The Foreign Contribution (Regulation) Act (FCRA) regulates the receipt and utilisation of foreign contributions (money, articles, securities) by Indian NGOs, associations, companies, and individuals. Originally enacted in 1976 during the Emergency, it was comprehensively replaced by the FCRA 2010, which is the current governing law. Under FCRA, any organisation or person wishing to receive foreign contributions must obtain prior registration or permission from the Ministry of Home Affairs (MHA). The registration is valid for five years and must be renewed. All foreign contributions must be received in a designated FCRA account at the State Bank of India, New Delhi Main Branch. Annual returns must be filed disclosing all receipts and expenditure. The FCRA 2020 Amendment introduced significant restrictions: administrative expenses were capped at 20% (down from 50%), sub-granting of foreign funds to other organisations was prohibited, Aadhaar was made mandatory for key functionaries, and MHA's powers of inspection and cancellation were enhanced. The FCRA Amendment Bill 2026 further proposes 'deemed cessation' provisions (NGO ceases to exist for purposes of holding foreign-origin assets when registration lapses), government takeover of assets, enhanced criminal penalties (up to 7 years), and retrospective application to organisations whose registration lapsed in the preceding 5 years. As of 2025, approximately 16,000 NGOs hold active FCRA registration (down from ~33,000 in 2020), receiving approximately Rs 22,000 crore in annual foreign contributions.

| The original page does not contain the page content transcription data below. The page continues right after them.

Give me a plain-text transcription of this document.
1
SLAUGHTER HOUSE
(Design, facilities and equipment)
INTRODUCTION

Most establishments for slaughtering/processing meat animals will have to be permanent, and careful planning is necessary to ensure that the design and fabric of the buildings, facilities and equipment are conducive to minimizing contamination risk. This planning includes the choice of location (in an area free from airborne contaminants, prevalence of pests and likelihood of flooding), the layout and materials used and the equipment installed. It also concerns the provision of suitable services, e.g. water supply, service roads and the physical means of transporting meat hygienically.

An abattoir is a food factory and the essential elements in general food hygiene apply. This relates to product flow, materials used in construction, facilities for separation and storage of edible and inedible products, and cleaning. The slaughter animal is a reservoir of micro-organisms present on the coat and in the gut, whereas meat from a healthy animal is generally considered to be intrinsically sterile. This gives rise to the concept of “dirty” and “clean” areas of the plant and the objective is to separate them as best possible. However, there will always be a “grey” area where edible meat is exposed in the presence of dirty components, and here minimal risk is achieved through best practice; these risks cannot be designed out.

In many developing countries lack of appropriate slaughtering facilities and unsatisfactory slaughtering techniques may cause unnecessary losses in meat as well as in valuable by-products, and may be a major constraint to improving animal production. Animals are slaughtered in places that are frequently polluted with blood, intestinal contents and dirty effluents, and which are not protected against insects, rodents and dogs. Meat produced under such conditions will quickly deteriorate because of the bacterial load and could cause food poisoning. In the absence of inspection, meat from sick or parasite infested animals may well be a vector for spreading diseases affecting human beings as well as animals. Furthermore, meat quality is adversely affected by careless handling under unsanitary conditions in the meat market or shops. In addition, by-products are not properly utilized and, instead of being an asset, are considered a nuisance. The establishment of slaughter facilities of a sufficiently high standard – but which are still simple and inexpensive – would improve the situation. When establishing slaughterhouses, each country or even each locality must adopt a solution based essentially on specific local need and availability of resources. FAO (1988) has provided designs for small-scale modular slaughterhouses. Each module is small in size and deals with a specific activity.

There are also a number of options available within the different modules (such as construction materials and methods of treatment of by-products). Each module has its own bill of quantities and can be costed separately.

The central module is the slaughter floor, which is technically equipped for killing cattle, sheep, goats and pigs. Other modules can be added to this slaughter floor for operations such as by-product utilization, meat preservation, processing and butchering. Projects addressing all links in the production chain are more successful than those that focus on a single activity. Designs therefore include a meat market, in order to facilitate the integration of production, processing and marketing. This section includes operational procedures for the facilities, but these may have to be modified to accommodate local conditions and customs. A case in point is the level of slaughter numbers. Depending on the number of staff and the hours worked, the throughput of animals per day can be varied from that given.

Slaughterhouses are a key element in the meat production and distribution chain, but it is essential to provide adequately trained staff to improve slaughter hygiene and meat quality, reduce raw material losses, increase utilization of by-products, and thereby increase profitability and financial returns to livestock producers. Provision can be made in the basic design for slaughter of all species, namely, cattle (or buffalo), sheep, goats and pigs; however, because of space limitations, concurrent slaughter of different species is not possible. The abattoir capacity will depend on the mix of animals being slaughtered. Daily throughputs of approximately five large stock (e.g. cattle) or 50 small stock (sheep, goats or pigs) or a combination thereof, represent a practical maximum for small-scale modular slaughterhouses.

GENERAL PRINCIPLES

Frequently tested in GS2 (Polity — civil society regulation, fundamental rights, executive power). Questions cover: FCRA provisions, 2020 amendment changes, constitutional concerns (Article 19(1)(c) — freedom of association), and the balance between regulation and civil liberties.

  • 1 Original: FCRA 1976 (during Emergency); current: FCRA 2010
  • 2 2020 Amendment: 20% admin cap, sub-granting ban, SBI Delhi mandatory, Aadhaar required
  • 3 2026 Bill: Deemed cessation, asset seizure, enhanced penalties, retrospective application
  • 4 Administering ministry: MHA; designated bank: SBI New Delhi Main Branch
  • 5 Registration: Valid 5 years; renewal required; ~16,000 active NGOs (2025)
  • 6 Annual foreign contributions: ~Rs 22,000 crore
  • 7 Cancelled/not renewed (2020-2025): ~17,000 registrations
  • 8 Constitutional concern: Article 19(1)(c) (freedom of association), Article 300A (property)
  • 9 Major cases: Amnesty India (accounts frozen 2020), Greenpeace India (suspended 2015)
The 2020 FCRA Amendment's prohibition on sub-granting effectively cut off thousands of smaller grassroots NGOs that received foreign funds through larger intermediary organisations, fundamentally restructuring how international development aid reaches India's rural communities.